Average order value = the average value of an individual order from a customer. It’s highly important, and worth tracking and trying to improve, but tells you nothing about longer term cross or up-sell efforts or brand loyalty. 

Lifetime customer value = the amount a customer spends over their lifetime, including repeat purchases and purchase of different products. 

You need to track both, and understand what both tell you. 


How Do You Calculate Lifetime Customer Value?

We have covered calculating lifetime customer value before. But here’s a quick summary below:

Some businesses use a profit-based calculation, others use a revenue-based calculation. For this example we’re going to use a revenue-based calculation for historic customer lifetime value. 

In essence, the steps are the following – but it does vary by the business type. Eg for subscription businesses, it’s a different calculation. 

1) Find your average purchase (or order) value. This is the total revenue in a given period divided by the number of orders received. The given period should be long enough to more than encompass the average sales cycle for your business. 

2) Work out your average purchase frequency. This is the number of purchases divided by the number of customers who purchased in the given period. 

3) Calculate average customer value (ACV) for the given period – which is 1) multiplied by 2). 

Next you need to add the ‘lifetime’ part of the equation. You multiply the ACV in the given period (say 6 months) by the average time a customer stays with you. So if a customer typically stays with you for 2 years you multiply your ACV by 4 (if the given period was 6 months). 

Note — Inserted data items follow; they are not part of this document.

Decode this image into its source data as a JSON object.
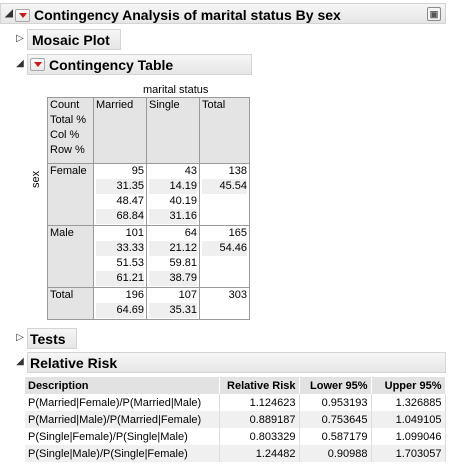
{
  "report": {
    "title": "Contingency Analysis of marital status By sex",
    "corner_icon": "report-options-icon"
  },
  "sections": {
    "mosaic": "Mosaic Plot",
    "contingency": "Contingency Table",
    "tests": "Tests",
    "relative_risk": "Relative Risk"
  },
  "contingency_table": {
    "column_variable": "marital status",
    "row_variable": "sex",
    "legend": [
      "Count",
      "Total %",
      "Col %",
      "Row %"
    ],
    "columns": [
      "Married",
      "Single",
      "Total"
    ],
    "rows": [
      {
        "label": "Female",
        "married": [
          "95",
          "31.35",
          "48.47",
          "68.84"
        ],
        "single": [
          "43",
          "14.19",
          "40.19",
          "31.16"
        ],
        "total": [
          "138",
          "45.54"
        ]
      },
      {
        "label": "Male",
        "married": [
          "101",
          "33.33",
          "51.53",
          "61.21"
        ],
        "single": [
          "64",
          "21.12",
          "59.81",
          "38.79"
        ],
        "total": [
          "165",
          "54.46"
        ]
      },
      {
        "label": "Total",
        "married": [
          "196",
          "64.69"
        ],
        "single": [
          "107",
          "35.31"
        ],
        "total": [
          "303"
        ]
      }
    ]
  },
  "relative_risk": {
    "headers": [
      "Description",
      "Relative Risk",
      "Lower 95%",
      "Upper 95%"
    ],
    "rows": [
      [
        "P(Married|Female)/P(Married|Male)",
        "1.124623",
        "0.953193",
        "1.326885"
      ],
      [
        "P(Married|Male)/P(Married|Female)",
        "0.889187",
        "0.753645",
        "1.049105"
      ],
      [
        "P(Single|Female)/P(Single|Male)",
        "0.803329",
        "0.587179",
        "1.099046"
      ],
      [
        "P(Single|Male)/P(Single|Female)",
        "1.24482",
        "0.90988",
        "1.703057"
      ]
    ]
  },
  "colors": {
    "red_triangle": "#d01818",
    "header_bg": "#e6e6e6",
    "shade": "#e4e4e4"
  }
}
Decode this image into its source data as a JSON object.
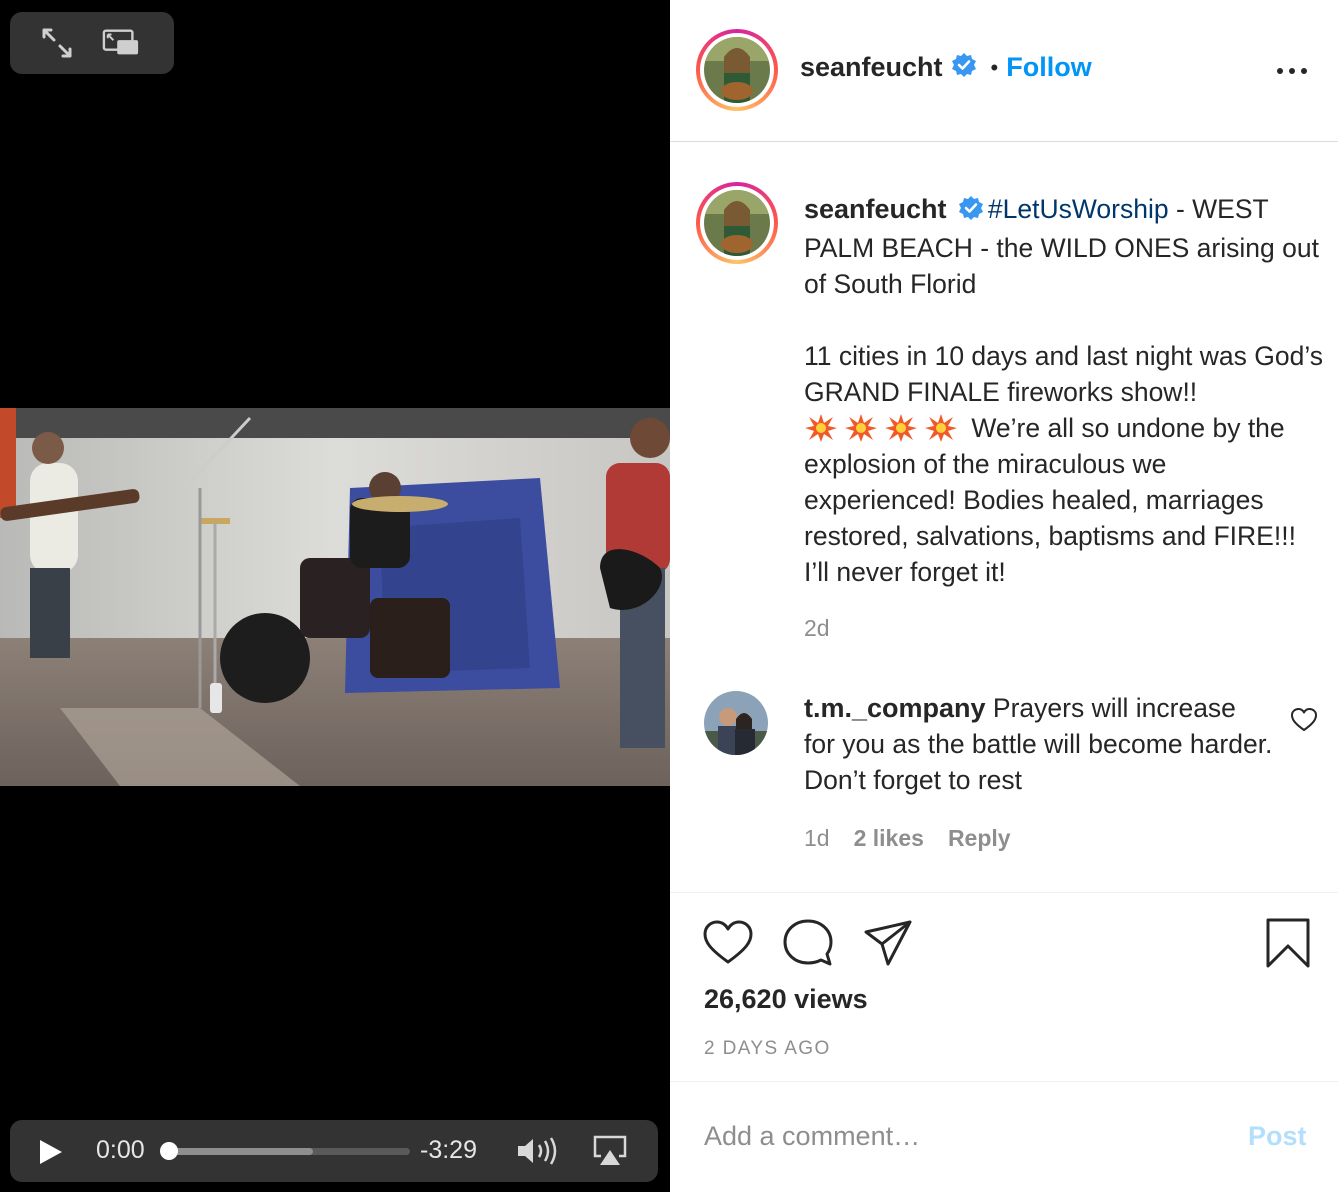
{
  "video": {
    "current_time": "0:00",
    "remaining_time": "-3:29",
    "progress_fraction": 0.0,
    "buffered_fraction": 0.6
  },
  "header": {
    "username": "seanfeucht",
    "separator": "•",
    "follow_label": "Follow"
  },
  "caption": {
    "username": "seanfeucht",
    "hashtag": "#LetUsWorship",
    "text_line1": " - WEST PALM BEACH - the WILD ONES arising out of South Florid",
    "text_para2": "11 cities in 10 days and last night was God’s GRAND FINALE fireworks show!!",
    "text_after_emoji": " We’re all so undone by the explosion of the miraculous we experienced! Bodies healed, marriages restored, salvations, baptisms and FIRE!!! I’ll never forget it!",
    "age": "2d"
  },
  "comment": {
    "username": "t.m._company",
    "text": " Prayers will increase for you as the battle will become harder. Don’t forget to rest",
    "age": "1d",
    "likes": "2 likes",
    "reply_label": "Reply"
  },
  "stats": {
    "views": "26,620 views",
    "posted": "2 DAYS AGO"
  },
  "compose": {
    "placeholder": "Add a comment…",
    "post_label": "Post"
  },
  "colors": {
    "follow": "#0095f6",
    "hashtag": "#00376b",
    "verified": "#3897f0",
    "post_disabled": "#b2dffc"
  }
}
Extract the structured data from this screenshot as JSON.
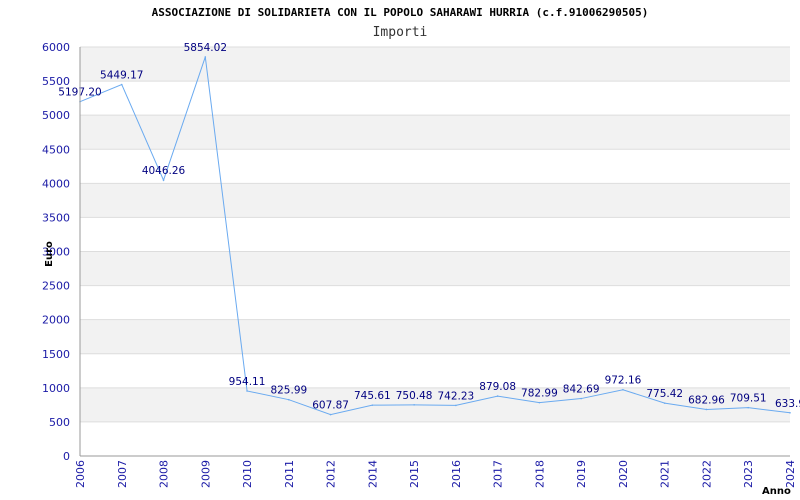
{
  "chart_data": {
    "type": "line",
    "title": "ASSOCIAZIONE DI SOLIDARIETA CON IL POPOLO SAHARAWI HURRIA (c.f.91006290505)",
    "subtitle": "Importi",
    "xlabel": "Anno",
    "ylabel": "Euro",
    "categories": [
      "2006",
      "2007",
      "2008",
      "2009",
      "2010",
      "2011",
      "2012",
      "2014",
      "2015",
      "2016",
      "2017",
      "2018",
      "2019",
      "2020",
      "2021",
      "2022",
      "2023",
      "2024"
    ],
    "series": [
      {
        "values": [
          5197.2,
          5449.17,
          4046.26,
          5854.02,
          954.11,
          825.99,
          607.87,
          745.61,
          750.48,
          742.23,
          879.08,
          782.99,
          842.69,
          972.16,
          775.42,
          682.96,
          709.51,
          633.9
        ],
        "labels": [
          "5197.20",
          "5449.17",
          "4046.26",
          "5854.02",
          "954.11",
          "825.99",
          "607.87",
          "745.61",
          "750.48",
          "742.23",
          "879.08",
          "782.99",
          "842.69",
          "972.16",
          "775.42",
          "682.96",
          "709.51",
          "633.9"
        ]
      }
    ],
    "ylim": [
      0,
      6000
    ],
    "yticks": [
      "0",
      "500",
      "1000",
      "1500",
      "2000",
      "2500",
      "3000",
      "3500",
      "4000",
      "4500",
      "5000",
      "5500",
      "6000"
    ],
    "grid": true,
    "colors": {
      "line": "#6aaaf0",
      "band": "#f2f2f2",
      "gridline": "#dddddd",
      "tick_text": "#1a1aa6",
      "label_text": "#000080"
    }
  }
}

This is an example calculation: it does vary significantly depending on the business model. And if you’re a startup, you may not be equipped with all the information to calculate it in this way (for example you may not know how long your customers typically stay with you. In which case you’ll need to make an estimate based on industry data.


How do You Increase Customer Lifetime Value?

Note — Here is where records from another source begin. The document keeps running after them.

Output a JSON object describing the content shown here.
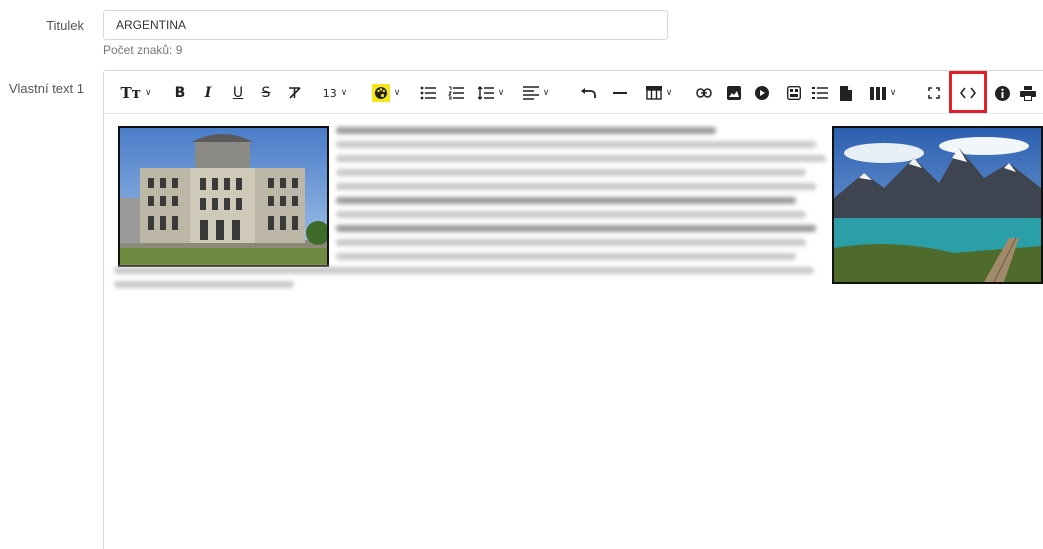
{
  "form": {
    "title_label": "Titulek",
    "title_value": "ARGENTINA",
    "char_count": "Počet znaků: 9",
    "custom_text_label": "Vlastní text 1"
  },
  "toolbar": {
    "font_style": "Tт",
    "bold": "B",
    "italic": "I",
    "underline": "U",
    "strike": "S",
    "font_size": "13",
    "chevron": "∨",
    "highlighted_button": "code-view"
  },
  "colors": {
    "highlight_border": "#e2202a",
    "palette_bg": "#f5e51b",
    "link": "#3b8fd4"
  },
  "icons": [
    "text-style-icon",
    "bold-icon",
    "italic-icon",
    "underline-icon",
    "strikethrough-icon",
    "clear-format-icon",
    "font-size-icon",
    "palette-icon",
    "bullet-list-icon",
    "numbered-list-icon",
    "line-height-icon",
    "align-icon",
    "undo-icon",
    "horizontal-rule-icon",
    "table-icon",
    "link-icon",
    "image-icon",
    "video-icon",
    "template-icon",
    "list-icon",
    "file-icon",
    "columns-icon",
    "fullscreen-icon",
    "code-view-icon",
    "info-icon",
    "print-icon"
  ]
}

Once you know your customer lifetime value you’re going to want to try to increase it. There are plenty of ways to do it – here are some initial ideas:


Implement good customer relationship management (CRM) practices

CRM is a core part of improving customer lifetime value. With a CRM software set up such as Active Campaign or HubSpot, you can divide your customer base into segments and send them regular emails with product launches with are relevant to them, or special offers, or targeted messaging to encourage a repeat purchase, cross-sale or up-sale. 

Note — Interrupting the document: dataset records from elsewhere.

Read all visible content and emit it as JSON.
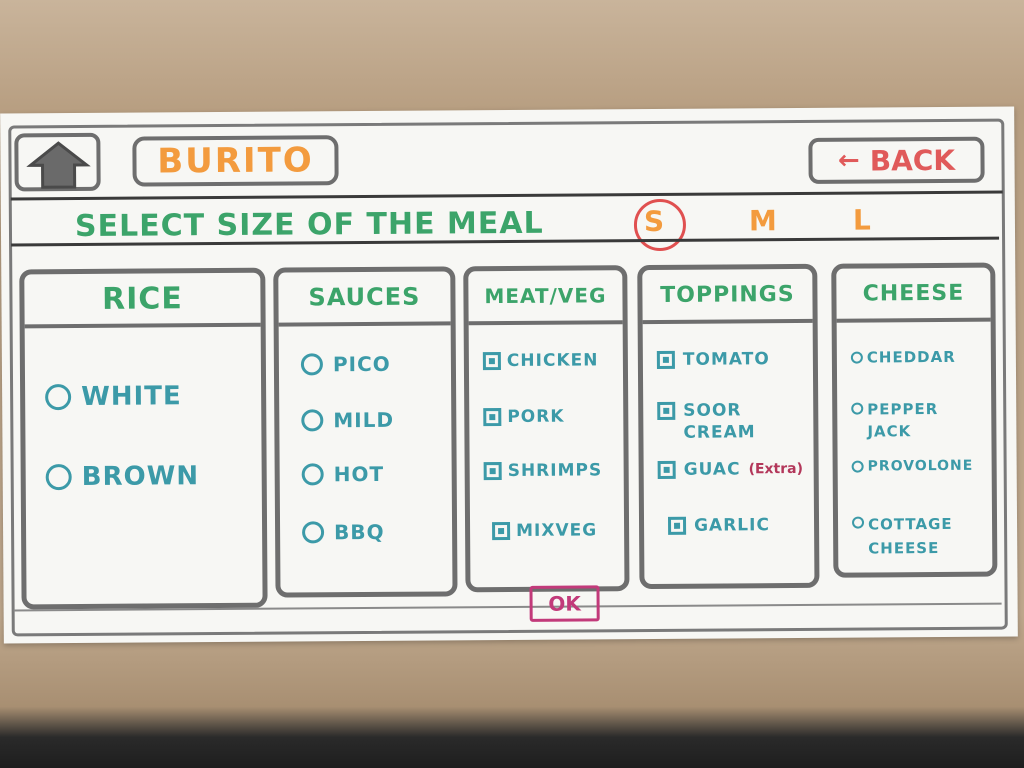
{
  "header": {
    "title": "BURITO",
    "back_label": "BACK"
  },
  "size": {
    "label": "SELECT SIZE OF THE MEAL",
    "options": [
      "S",
      "M",
      "L"
    ],
    "selected": "S"
  },
  "panels": [
    {
      "title": "RICE",
      "control": "radio",
      "items": [
        "WHITE",
        "BROWN"
      ]
    },
    {
      "title": "SAUCES",
      "control": "radio",
      "items": [
        "PICO",
        "MILD",
        "HOT",
        "BBQ"
      ]
    },
    {
      "title": "MEAT/VEG",
      "control": "checkbox",
      "items": [
        "CHICKEN",
        "PORK",
        "SHRIMPS",
        "MIXVEG"
      ]
    },
    {
      "title": "TOPPINGS",
      "control": "checkbox",
      "items": [
        "TOMATO",
        "SOOR CREAM",
        "GUAC",
        "GARLIC"
      ],
      "note": "(Extra)"
    },
    {
      "title": "CHEESE",
      "control": "radio",
      "items": [
        "CHEDDAR",
        "PEPPER JACK",
        "PROVOLONE",
        "COTTAGE CHEESE"
      ]
    }
  ],
  "footer": {
    "ok_label": "OK"
  },
  "colors": {
    "green": "#3ca46a",
    "teal": "#3c9aa8",
    "orange": "#f39b3e",
    "red": "#e05a5a",
    "magenta": "#c23a7a"
  }
}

Improve your audience targeting with segmentation

By working out your customer lifetime value across different cohorts you can begin to discover where your most valuable customers are. By increasing your marketing and promotions to them you can increase your overall average customer lifetime value. 


Improve your product

The most reliable way to drive brand loyalty and repeat purchases is to give your customers a great experience. By giving them what they want, at every point during their experience from initial research to delivery, you’ll encourage them to build positive memories around your brand. The next time they hear your name, or need a product like yours, they’ll be far more likely to return. 


Improve your customer journey

If the experience of buying from you is incredible easy and fast, customers are far more likely to buy again. This was the attitude of Amazon and was a huge part of their success. Make it quick and easy for a customer to do what they want and they’ll likely turn to you again out of pure convenience, increasing your customer lifetime value. 


Adjust your pricing

You’ll need to be careful when doing it, but pricing can have a huge impact on lifetime customer value. A price cut may drive short term sales, but it can reduce customer lifetime value over the long run. A price increase may reduce short term sales, but could increase customer lifetime value over the long run – so long as it’s carefully done. Experiment with price changes + targeted offers and see how it affects conversion and re-order rates. Be careful not to rely too heavily on price promotions and discount codes – you can end up simply giving people discounts to make a purchase they would have made anyway. 


Growth Division’s Verdict

Customer lifetime value is one of the most important metrics a business can track. It tells you a lot about the health of the model, your marketing performance and your competitiveness. By tracking it over time, and constantly experimenting with ways to improve it, you can grow your market share just as you could by experimenting with acquisition approaches.